Ninon de Lenclos knew everything about the art of love. The greatest writers, thinkers, and politicians of the time had been her lovers—men like La Rochefoucauld, Molière, and Richelieu. Seduction was a game to her, to be practiced with skill. As she got older, and her reputation grew, the most important families in France would send their sons to her to be instructed in matters of love.
Ninon knew that men and women are very different, but when it comes to seduction they feel the same: Deep down inside, they often sense when they are being seduced, but they give in because they enjoy the feeling of being led along. It is a pleasure to let go, and to allow the other person to detour you into a strange country. Everything in seduction, however, depends on suggestion. You cannot announce your intentions or reveal them directly in words. Instead you must throw your targets off the scent. To surrender to your guidance they must be appropriately confused. You have to scramble your signals—appear interested in another man or woman (the decoy), then hint at being interested in the target, then feign indifference, on and on. Such patterns not only confuse, they excite.

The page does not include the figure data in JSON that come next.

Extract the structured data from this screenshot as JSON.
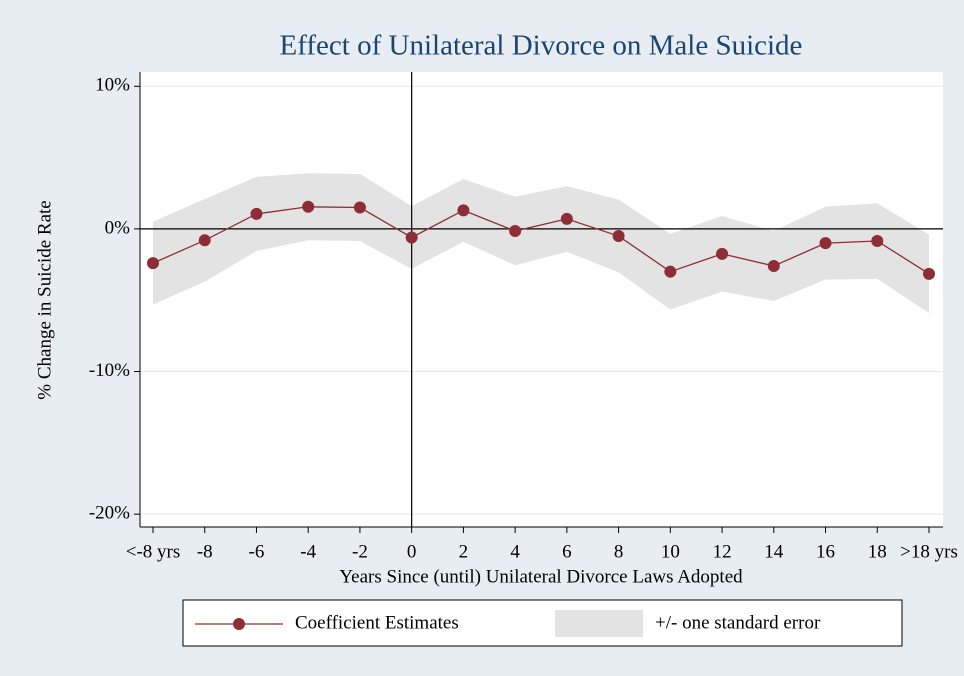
{
  "chart_data": {
    "type": "line",
    "title": "Effect of Unilateral Divorce on Male Suicide",
    "x_label": "Years Since (until) Unilateral Divorce Laws Adopted",
    "y_label": "% Change in Suicide Rate",
    "categories": [
      "<-8 yrs",
      "-8",
      "-6",
      "-4",
      "-2",
      "0",
      "2",
      "4",
      "6",
      "8",
      "10",
      "12",
      "14",
      "16",
      "18",
      ">18 yrs"
    ],
    "series": [
      {
        "name": "Coefficient Estimates",
        "color": "#8f2d36",
        "values": [
          -2.4,
          -0.8,
          1.05,
          1.55,
          1.5,
          -0.6,
          1.3,
          -0.15,
          0.7,
          -0.5,
          -3.0,
          -1.75,
          -2.6,
          -1.0,
          -0.85,
          -3.15
        ]
      },
      {
        "name": "+/- one standard error",
        "type": "band",
        "color": "#e3e3e3",
        "upper": [
          0.5,
          2.1,
          3.65,
          3.9,
          3.85,
          1.6,
          3.5,
          2.25,
          3.0,
          2.05,
          -0.35,
          0.9,
          -0.15,
          1.55,
          1.8,
          -0.4
        ],
        "lower": [
          -5.3,
          -3.7,
          -1.55,
          -0.8,
          -0.85,
          -2.8,
          -0.9,
          -2.55,
          -1.6,
          -3.05,
          -5.65,
          -4.4,
          -5.05,
          -3.55,
          -3.5,
          -5.9
        ]
      }
    ],
    "ylim": [
      -20.9,
      11
    ],
    "yticks": [
      {
        "value": 10,
        "label": "10%"
      },
      {
        "value": 0,
        "label": "0%"
      },
      {
        "value": -10,
        "label": "-10%"
      },
      {
        "value": -20,
        "label": "-20%"
      }
    ],
    "grid": true,
    "yline": 0,
    "xline": "0",
    "legend": "bottom"
  }
}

Imagine this story from the countess’s perspective: After a few of the marquis’s moves, she sensed the marquis was playing some sort of game, but the game delighted her. She did not know where he was leading her, but so much the better. His moves intrigued her, each of them keeping her waiting for the next one—she even enjoyed her jealousy and confusion, for sometimes any emotion is better than the boredom of security. Perhaps the marquis had ulterior motives; most men do. But she was willing to wait and see, and probably if she had been made to wait long enough, what he was up to would not have mattered.

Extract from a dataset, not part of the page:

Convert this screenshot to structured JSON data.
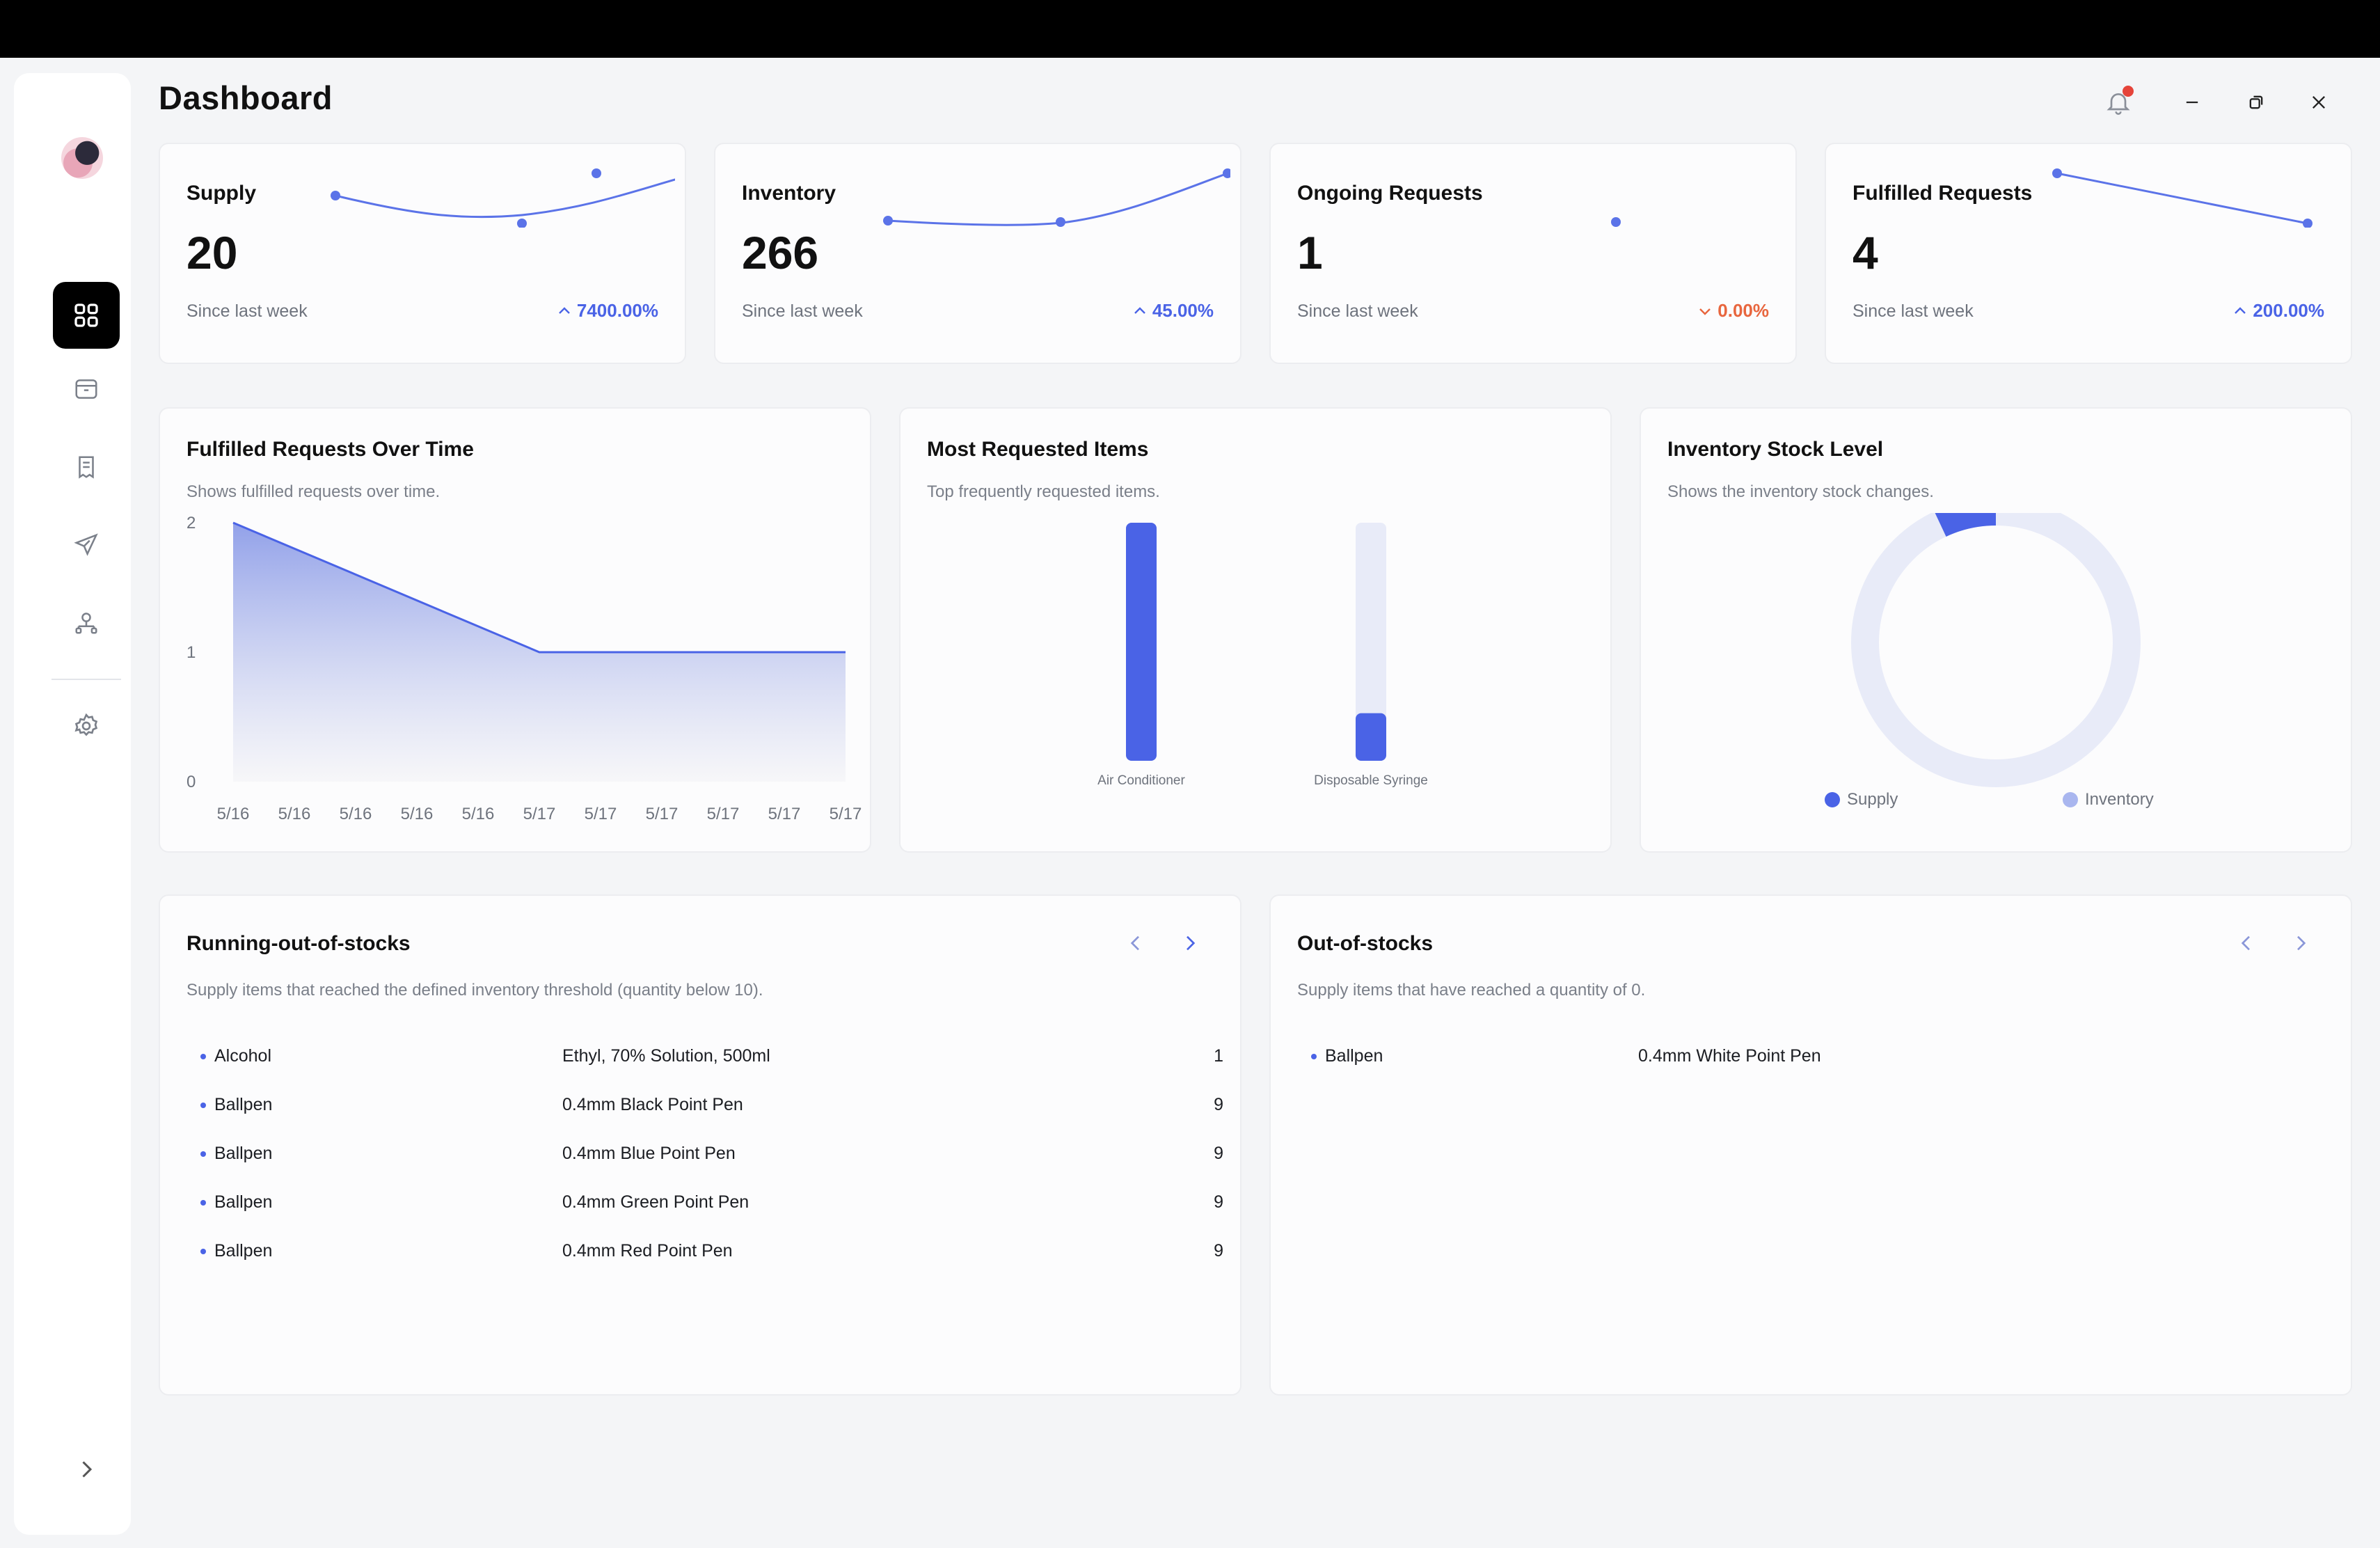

The moment the marquis uttered that fatal word “love,” however, all was changed. This was no longer a game with moves, it was an artless show of passion. His intention was revealed: He was seducing her. This put everything he had done in a new light. All that before had been charming now seemed ugly and conniving; the countess felt embarrassed and used. A door closed that would never open again.
Do not be held a cheat, even though it is impossible to live today without being one. Let your greatest cunning lie in covering up what looks like cunning.